Caesar’s fourth request in the will may falls under the trust for advancement of education. Once again here same as Caesar’s first will, any sporting activities within an educational context may in principle be promoted under this category. The Charities Bill 2005 clause 2(2)(g) provides that the advancement of amateur sport is a charitable purpose. Under English law, an organisation is a charity if it is established for exclusively charitable purposes. In theory, an amateur sports organisation registered with the Inland Revenue as a CASC could also be a charity under the "advancement of amateur sport" heading. As a charity, such a CASC would be obliged to comply with charity law. Probably, in most cases, it would be obliged to register with and be registered by the Charity Commission. Hence, in Caesar’s case, this could take effect as a charitable trust under advancement of education.

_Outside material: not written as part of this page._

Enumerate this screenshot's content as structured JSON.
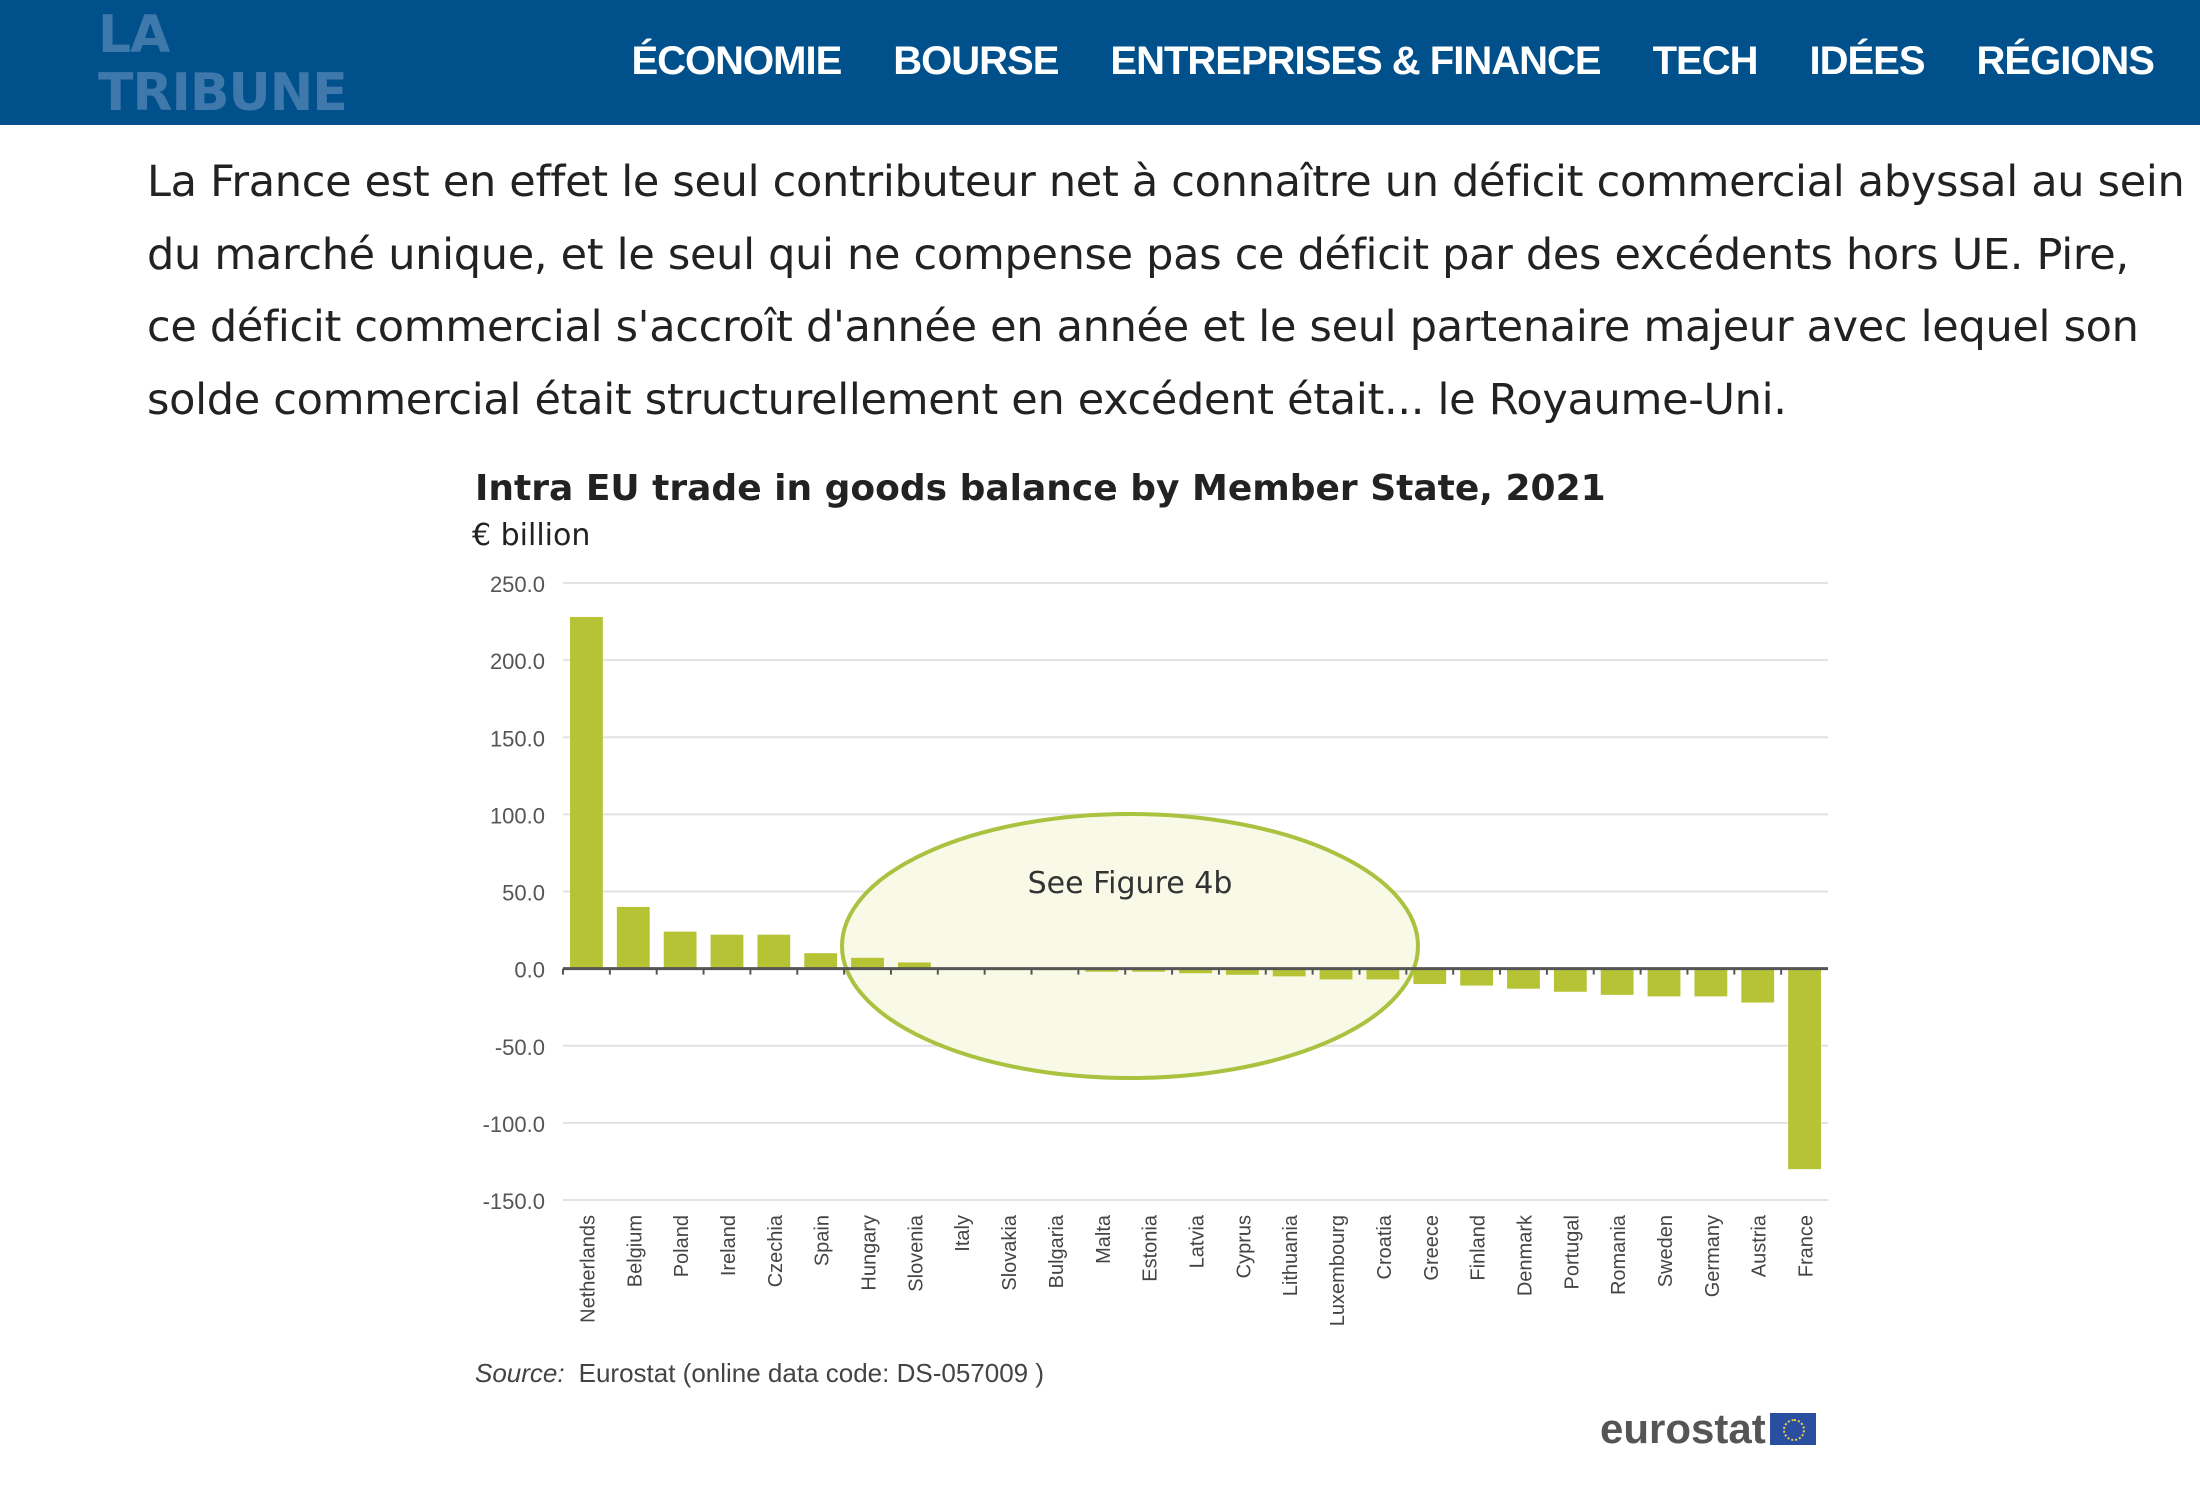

Lastly, the issue in Caesar’s last request here is whether it falls under other purposes that are beneficial to the community. This trust is the residual head of charity and is the most difficult, as Sir Samuel Romilly called it as in their nature charitable. The public element concerned here is the extent to which these benefits are made available to the public or a section of the public as opposed to a group of individuals. The problem arises as the purposes are restricted to a group of persons. A trust under this fourth head cannot be charitable if it is confined to persons bound together by a personal nexus. However, in Williams v IRC and IRC v Baddedley, there are dicta that’s suggest even if otherwise charitable, are subject to a stricter rule than trusts under the other three heads in relation to the selection of persons who are to benefit. At the same time, it is really important to differentiate between “relief extended to the few and a form of relief accorded to a selected few out of a larger number equally willing to take advantage of it.”. The only way to solve this was the more general and flexible test which was proposed by Lord McDermott. This was also supported by the House in Dingle v Turner through Lord Cross. With regard to Caesar’s case, his main aim was for everyone in the world, hence there is no “class in class” in this situation, and also this is for the sake of community benefit.